Whitewash is a whitelist-based HTML filter for Ruby, based on HTML Tidy and REXML. It allows Ruby programs to clean up any HTML document or fragment coming from an untrusted source and to remove all dangerous constructs that could be used for cross-site scripting or request forgery. Whitewash was used in the Samizdat open publishing engine since 2004, and now it's released as a stand-alone module ready for use in other applications.
require 'whitewash' whitewash = Whitewash.new # use default whitelist.yaml clean_xhtml = whitewash.sanitize(html)
All HTML tags, attribute names and values, and CSS properties are filtered through a whitelist that defines which names and what kinds of values are allowed, everything that doesn't match the whitelist is removed.

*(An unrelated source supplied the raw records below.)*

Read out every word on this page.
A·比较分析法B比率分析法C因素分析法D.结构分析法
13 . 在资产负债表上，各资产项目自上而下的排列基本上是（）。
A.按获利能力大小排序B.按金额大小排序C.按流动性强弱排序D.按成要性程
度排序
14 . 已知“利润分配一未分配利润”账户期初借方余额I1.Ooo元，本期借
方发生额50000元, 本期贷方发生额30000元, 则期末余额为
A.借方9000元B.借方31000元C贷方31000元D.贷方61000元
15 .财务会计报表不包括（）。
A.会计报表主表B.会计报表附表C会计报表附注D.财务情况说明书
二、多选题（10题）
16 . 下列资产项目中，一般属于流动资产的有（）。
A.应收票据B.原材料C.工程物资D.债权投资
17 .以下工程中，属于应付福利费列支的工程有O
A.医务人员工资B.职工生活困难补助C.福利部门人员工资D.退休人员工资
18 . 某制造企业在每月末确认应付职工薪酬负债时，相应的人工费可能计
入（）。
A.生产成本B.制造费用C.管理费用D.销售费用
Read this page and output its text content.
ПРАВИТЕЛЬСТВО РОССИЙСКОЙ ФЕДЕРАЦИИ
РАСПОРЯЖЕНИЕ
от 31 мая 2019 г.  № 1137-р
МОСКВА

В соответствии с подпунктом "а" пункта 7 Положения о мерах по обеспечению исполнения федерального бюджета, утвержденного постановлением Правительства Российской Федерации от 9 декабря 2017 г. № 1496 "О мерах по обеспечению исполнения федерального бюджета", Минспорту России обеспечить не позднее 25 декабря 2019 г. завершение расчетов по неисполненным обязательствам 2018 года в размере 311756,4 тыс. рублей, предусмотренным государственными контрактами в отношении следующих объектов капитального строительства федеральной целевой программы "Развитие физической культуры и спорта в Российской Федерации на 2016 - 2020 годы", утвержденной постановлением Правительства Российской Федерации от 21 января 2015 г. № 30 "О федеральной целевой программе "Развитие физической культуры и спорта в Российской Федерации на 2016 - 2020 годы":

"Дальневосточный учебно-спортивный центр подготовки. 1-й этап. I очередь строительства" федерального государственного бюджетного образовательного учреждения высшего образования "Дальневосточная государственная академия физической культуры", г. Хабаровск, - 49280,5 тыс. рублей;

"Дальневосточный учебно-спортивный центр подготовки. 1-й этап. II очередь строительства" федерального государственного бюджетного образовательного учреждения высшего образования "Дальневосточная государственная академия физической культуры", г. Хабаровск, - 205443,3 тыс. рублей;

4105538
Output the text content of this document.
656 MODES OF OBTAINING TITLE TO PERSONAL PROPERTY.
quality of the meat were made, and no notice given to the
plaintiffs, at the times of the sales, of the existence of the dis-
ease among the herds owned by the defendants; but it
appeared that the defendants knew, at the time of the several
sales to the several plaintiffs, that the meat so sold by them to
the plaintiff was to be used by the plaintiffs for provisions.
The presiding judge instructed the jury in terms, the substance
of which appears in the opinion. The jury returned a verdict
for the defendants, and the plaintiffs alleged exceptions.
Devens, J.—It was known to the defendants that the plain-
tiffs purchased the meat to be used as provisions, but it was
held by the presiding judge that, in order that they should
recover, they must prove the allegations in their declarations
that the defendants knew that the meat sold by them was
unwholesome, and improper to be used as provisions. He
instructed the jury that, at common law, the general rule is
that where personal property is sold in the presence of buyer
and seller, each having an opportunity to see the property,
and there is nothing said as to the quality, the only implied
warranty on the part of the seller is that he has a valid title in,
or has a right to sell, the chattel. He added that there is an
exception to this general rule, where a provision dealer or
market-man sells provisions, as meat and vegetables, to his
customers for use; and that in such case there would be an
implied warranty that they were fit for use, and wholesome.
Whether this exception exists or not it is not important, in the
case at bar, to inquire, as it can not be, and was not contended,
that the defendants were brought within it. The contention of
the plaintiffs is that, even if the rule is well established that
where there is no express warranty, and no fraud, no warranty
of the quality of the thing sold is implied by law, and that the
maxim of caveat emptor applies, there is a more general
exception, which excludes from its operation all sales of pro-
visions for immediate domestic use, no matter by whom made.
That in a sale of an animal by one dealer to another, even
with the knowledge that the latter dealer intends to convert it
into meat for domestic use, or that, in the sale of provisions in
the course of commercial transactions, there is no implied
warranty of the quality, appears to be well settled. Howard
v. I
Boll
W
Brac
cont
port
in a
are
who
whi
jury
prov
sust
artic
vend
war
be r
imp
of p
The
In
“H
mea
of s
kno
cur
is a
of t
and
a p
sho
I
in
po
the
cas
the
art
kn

The whitelist is provided externally, default whitelist is loaded from the whitelist.yaml shipped with Whitewash. The default is most strict (for example, it does not allow cross-site links to images in IMG tags) and can be considered safe for all uses. If you find that it lets anything exploitable through, please report it as a bug to Whitewash developers.
Whitewash relies on REXML to parse HTML and put it back together, and uses HTML Tidy (optionally via Ruby/Tidy library) to transform arbitrary HTML into valid XHTML that REXML can understand.
REXML is a part of standard Ruby library, so it is available on any system that has Ruby. HTML Tidy needs to be installed separately.
By default, Whitewash looks first for tidy binary under /usr/bin and /usr/local/bin, then for libtidy.so shared library under /usr/lib and /usr/local/lib. Using the binary is slower, but safer: Ruby/Tidy uses DL library to connect to libtidy.so and doesn't work properly when $SAFE is greater than 0. If you want to use the library anyway, or if you have Tidy installed in a non-standard location, you can override it like this:
whitewash = Whitewash.new(Whitewash.default_whitelist, './tidy')
If there's no .so in the file name, Whitewash will assume that it's a binary that can be invoked with popen3.